Hofmeyr, David. Stone Rider
July 14th 2015 by Delacorte Press
ARC from Baker and Taylor
In a horrible, arid futuristic dystopia where the only choices seem to be working in the mines or riding in treacherous byke races, Adam Stone tries to survive. His parents are dead, and only his older brother Frank is around to help him. Frank is missing a leg, and Adam has a tendency to black out, but when Adam meets fellow rider Kane, who seems to need help, the two offer Kane shelter and some of their meager food supplies. But Adam has angered the wrong people, and soon his only option is to enter the Blackwater race and hope to win passage to the Sky-Base, where living conditions are not quite so bad. He befriends a very young rider, Nate, and finds that two of the children, Sadie and Wyatt,of a tyrannical commander who is charge of the race are also on the course. Adam thinks that the only way to survive is to be by himself, but quickly comes to rely on the help of Kane, as well as Sadie. When surprising information about his fellow racers is revealed, will this help or hurt his efforts in the race?
Strengths: This has a LOT of action and adventure, and is a great choice for readers who enjoy Earth based dystopias. The byke racing is full of pulse pounding twists and turns, and there are evil characters aplenty that made me root for Adam's survival.
Weakneses: The lack of world building moved teh story along quickly for me at first because I wanted to find out WHY there were limited choices, what had happened to the environment, who built Sky-Base, etc. Then, in the middle of the race, Adam and Sadie take a break, have a little fling, and I lost interest. This is really more YA. There are several rather gruesome deaths, the fling, and a lot of person-on-person violence. While there is nothing immediately objectionable that would keep it out of middle school, I can see younger readers being upset by it.
What I really think: Fantastic book... for high school. Think I will pass on purchase, but definitely will pass on my ARC to a freshman I know!
K.L. Armstrong, M.A. Marr. Thor's Serpents (The Blackwell Pages #3)
May 19th 2015 by Little, Brown Books for Young Readers
In this third and final book following Loki's Wolves and Odin's Ravens, Matt and his compatriots have to figure out a number of details about Ragnarok.
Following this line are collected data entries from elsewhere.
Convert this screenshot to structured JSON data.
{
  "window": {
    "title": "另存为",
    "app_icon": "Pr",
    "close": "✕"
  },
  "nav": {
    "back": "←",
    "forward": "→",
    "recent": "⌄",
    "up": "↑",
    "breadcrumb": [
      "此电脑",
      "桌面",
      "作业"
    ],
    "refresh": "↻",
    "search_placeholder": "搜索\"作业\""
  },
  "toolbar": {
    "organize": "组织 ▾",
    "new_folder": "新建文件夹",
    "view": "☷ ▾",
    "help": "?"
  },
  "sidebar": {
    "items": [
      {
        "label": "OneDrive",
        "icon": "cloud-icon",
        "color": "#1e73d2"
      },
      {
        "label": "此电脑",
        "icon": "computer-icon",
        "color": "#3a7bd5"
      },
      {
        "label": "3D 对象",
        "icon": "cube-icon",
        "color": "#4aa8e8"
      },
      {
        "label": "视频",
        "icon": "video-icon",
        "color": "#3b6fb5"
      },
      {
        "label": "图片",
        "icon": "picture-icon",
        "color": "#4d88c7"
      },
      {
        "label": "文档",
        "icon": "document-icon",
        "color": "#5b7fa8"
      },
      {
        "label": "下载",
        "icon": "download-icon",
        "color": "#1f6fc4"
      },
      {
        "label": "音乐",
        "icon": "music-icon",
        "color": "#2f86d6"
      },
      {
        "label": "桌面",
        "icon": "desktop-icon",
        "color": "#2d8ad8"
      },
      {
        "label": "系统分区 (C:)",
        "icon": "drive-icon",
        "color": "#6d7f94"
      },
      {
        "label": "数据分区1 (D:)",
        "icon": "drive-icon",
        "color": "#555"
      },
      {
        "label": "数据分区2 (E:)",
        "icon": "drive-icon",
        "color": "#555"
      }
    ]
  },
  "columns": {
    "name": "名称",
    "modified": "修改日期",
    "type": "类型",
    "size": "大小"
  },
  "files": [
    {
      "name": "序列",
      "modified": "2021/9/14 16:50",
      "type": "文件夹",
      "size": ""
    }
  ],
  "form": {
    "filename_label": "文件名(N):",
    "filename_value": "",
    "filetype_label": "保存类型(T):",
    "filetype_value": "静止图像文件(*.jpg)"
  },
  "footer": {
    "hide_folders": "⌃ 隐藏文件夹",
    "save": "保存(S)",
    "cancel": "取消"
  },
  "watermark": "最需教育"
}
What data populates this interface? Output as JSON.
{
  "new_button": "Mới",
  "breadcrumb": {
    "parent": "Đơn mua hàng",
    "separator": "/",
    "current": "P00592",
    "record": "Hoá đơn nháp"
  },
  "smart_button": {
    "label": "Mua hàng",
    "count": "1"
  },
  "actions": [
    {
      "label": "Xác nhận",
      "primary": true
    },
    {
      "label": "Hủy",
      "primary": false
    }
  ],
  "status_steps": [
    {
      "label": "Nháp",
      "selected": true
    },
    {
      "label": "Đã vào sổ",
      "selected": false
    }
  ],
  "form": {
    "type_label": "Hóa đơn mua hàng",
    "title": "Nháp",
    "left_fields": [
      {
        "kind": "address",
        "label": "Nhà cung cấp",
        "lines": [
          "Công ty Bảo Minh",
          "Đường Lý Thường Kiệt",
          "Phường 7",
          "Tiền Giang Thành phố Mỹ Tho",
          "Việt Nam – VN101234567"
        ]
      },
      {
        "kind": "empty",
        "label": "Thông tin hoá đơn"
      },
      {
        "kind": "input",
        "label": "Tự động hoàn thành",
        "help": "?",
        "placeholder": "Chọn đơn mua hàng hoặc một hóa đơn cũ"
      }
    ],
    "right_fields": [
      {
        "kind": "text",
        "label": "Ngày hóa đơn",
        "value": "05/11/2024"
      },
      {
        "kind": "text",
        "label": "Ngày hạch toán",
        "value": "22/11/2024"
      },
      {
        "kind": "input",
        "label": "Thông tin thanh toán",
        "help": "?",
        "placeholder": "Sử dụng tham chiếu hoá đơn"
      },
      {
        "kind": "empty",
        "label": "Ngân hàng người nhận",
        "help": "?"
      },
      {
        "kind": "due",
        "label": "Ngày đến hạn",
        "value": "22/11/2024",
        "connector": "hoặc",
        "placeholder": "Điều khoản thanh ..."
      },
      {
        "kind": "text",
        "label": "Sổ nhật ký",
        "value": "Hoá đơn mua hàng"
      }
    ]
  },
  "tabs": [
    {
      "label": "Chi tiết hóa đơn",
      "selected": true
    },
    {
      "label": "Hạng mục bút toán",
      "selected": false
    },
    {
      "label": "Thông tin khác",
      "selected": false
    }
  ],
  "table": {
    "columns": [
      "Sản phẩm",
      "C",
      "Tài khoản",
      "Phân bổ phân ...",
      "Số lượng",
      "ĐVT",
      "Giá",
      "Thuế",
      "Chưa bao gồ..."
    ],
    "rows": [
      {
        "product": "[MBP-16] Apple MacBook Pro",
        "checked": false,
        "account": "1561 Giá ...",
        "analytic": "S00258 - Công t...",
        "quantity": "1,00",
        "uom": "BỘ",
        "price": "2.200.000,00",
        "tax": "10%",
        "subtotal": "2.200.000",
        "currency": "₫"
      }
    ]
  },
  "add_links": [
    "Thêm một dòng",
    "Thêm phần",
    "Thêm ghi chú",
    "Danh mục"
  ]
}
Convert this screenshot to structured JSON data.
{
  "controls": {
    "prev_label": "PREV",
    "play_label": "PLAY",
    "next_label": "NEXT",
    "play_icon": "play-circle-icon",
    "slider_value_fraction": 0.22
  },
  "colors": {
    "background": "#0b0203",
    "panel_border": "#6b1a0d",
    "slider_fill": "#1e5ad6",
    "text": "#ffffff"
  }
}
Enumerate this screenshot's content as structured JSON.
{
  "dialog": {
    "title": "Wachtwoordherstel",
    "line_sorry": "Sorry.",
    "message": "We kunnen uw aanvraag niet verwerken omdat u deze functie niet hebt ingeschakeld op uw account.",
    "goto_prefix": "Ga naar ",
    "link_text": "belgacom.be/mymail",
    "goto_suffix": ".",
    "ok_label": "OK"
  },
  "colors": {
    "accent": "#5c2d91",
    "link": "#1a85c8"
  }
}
Fen is stuck with the Raiders, who think that the end of the world will be a good thing. Laurie is upset, since Fen is the other representative of their ancestor, Loki, and she doesn't like being on opposite sides on the conflict. Matt, Owen, Baldwin et al. go to Rapid City to consult the Norns. After battling the mara (nightmares) in a museum., the Norns tell Matt that when the mythical rooster Gullinkambi crows, they must go to the battlefield, and someone in his family knows where that will be. They travel back to Blackwell via a portal where the group gets in touch with various family memebers to try to figure things out, but then they are battleing a fire giant, Jotunn, who is determined to burn down the Corn Palace! Luckily, Matt has some skills that help. There are other problems, though, including one descendant who isn't quite who the group thought she was. Matt finally locates his long lost Uncle Pete, who is a help, but it's still up to Matt to figure out what to do. Participate in Ragnarok and hope for the best, or try to find a way to make it not happen?
Strengths: There are several twists, which I don't want to give away, and the ending is not as sewn up as it is in many books. I was glad that Laurie finally had magic portals through which to transport people; saves all that weary tromping around. The mythology is nicely tied in to today's world in an innovative way, and I liked how that local landmarks are brought into the conflict.
Weaknesses: Like many fantasy books, I had to take notes to keep everything straight!
What I really think: Good covers, short series, mythology and action. Very well done. Glad to have the whole series.